My friend Tim Lee makes the case against software patents in The New York Times. An old Bill Gates memo makes for a good framing device:
Microsoft sang a very different tune in 1991. In a memo to his senior executives, Bill Gates wrote, “If people had understood how patents would be granted when most of today’s ideas were invented, and had taken out patents, the industry would be at a complete standstill today.” Mr. Gates worried that “some large company will patent some obvious thing” and use the patent to “take as much of our profits as they want.”
Mr. Gates wrote his 1991 memo shortly after the courts began allowing patents on software in the 1980s. At the time Microsoft was a growing company challenging entrenched incumbents like I.B.M. and Novell. It had only eight patents to its name. Recognizing the threat to his company, Mr. Gates initiated an aggressive patenting program. Today Microsoft holds more than 6,000 patents.
It’s not surprising that Microsoft — now an entrenched incumbent — has had a change of heart. But Mr. Gates was right in 1991: patents are bad for the software industry. Nothing illustrates that better than the conflict between Verizon and Vonage.
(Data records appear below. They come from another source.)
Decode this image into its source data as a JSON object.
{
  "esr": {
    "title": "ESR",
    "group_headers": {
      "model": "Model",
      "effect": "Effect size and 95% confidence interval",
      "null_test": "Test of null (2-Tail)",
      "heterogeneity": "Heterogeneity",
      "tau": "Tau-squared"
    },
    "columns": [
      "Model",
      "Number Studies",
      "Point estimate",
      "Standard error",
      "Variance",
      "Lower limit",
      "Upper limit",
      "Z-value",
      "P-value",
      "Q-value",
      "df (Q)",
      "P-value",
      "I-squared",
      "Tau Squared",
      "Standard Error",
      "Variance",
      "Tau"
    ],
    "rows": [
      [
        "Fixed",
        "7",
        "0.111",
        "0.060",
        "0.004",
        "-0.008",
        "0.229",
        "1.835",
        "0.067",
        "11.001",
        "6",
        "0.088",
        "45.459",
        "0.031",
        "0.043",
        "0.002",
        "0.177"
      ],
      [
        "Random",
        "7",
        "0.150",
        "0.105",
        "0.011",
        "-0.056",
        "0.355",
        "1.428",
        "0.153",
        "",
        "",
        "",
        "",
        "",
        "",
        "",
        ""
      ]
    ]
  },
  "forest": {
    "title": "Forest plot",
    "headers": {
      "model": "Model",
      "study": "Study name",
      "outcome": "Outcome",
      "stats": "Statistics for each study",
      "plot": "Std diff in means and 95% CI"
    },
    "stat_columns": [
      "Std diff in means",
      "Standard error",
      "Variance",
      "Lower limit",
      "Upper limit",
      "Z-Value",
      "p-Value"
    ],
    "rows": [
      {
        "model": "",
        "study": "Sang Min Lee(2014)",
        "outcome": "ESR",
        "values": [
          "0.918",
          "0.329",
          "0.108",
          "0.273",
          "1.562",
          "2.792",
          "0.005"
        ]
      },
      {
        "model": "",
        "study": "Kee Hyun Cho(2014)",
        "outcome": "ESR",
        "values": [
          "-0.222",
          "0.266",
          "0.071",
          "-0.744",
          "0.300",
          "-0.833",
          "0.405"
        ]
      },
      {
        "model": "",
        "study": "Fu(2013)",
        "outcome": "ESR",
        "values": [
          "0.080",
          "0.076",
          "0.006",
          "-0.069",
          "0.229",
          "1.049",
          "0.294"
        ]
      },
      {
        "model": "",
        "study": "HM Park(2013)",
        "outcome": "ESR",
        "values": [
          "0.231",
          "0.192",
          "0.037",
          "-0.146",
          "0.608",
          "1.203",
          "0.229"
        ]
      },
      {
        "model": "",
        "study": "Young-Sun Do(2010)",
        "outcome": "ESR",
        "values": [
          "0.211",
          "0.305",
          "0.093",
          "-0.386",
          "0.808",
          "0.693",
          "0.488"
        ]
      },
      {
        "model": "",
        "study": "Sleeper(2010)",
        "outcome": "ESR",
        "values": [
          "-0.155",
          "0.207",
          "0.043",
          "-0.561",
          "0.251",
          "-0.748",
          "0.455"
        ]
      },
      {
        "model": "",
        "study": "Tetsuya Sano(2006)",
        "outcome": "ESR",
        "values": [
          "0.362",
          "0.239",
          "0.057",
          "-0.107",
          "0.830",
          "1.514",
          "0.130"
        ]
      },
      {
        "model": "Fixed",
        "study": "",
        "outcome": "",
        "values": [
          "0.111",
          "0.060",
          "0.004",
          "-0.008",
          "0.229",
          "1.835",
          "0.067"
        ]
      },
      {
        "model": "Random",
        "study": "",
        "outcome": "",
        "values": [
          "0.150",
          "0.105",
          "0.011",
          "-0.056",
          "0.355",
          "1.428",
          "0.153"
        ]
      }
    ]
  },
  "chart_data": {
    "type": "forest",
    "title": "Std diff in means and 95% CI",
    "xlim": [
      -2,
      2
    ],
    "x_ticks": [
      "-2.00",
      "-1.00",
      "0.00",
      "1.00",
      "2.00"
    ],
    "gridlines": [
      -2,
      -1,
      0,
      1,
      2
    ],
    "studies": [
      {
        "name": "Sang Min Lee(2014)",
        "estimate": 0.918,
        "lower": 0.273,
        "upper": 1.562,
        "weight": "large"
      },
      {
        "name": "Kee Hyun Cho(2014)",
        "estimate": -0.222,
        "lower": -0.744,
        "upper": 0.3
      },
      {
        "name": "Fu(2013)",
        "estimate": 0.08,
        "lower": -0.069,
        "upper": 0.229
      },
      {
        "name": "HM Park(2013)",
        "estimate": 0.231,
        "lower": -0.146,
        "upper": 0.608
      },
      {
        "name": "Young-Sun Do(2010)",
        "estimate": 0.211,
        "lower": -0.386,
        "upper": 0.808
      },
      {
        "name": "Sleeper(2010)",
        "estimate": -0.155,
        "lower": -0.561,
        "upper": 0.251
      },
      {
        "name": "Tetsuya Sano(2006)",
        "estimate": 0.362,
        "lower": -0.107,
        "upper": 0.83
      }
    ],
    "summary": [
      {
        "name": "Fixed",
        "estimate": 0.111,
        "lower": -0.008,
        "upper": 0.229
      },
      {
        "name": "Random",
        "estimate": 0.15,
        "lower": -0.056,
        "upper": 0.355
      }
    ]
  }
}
Read the whole thing. I guess I'm not thrilled with the word choice around "bad for the software industry." Patents are bad for the development of new software. If you define "software industry" as "incumbent for profit software firms" it may be good for the "industry." The thing to keep in mind with any sort of IP protection is that strong IP creates, on the one hand, an incentive for innovation but at the same time it also creates a barrier to innovation. In the case of software patents, the balance tips overwhelmingly in the direction of creating barriers — indeed, the main incentive it creates is merely for the innovative production of patents rather than of actual products.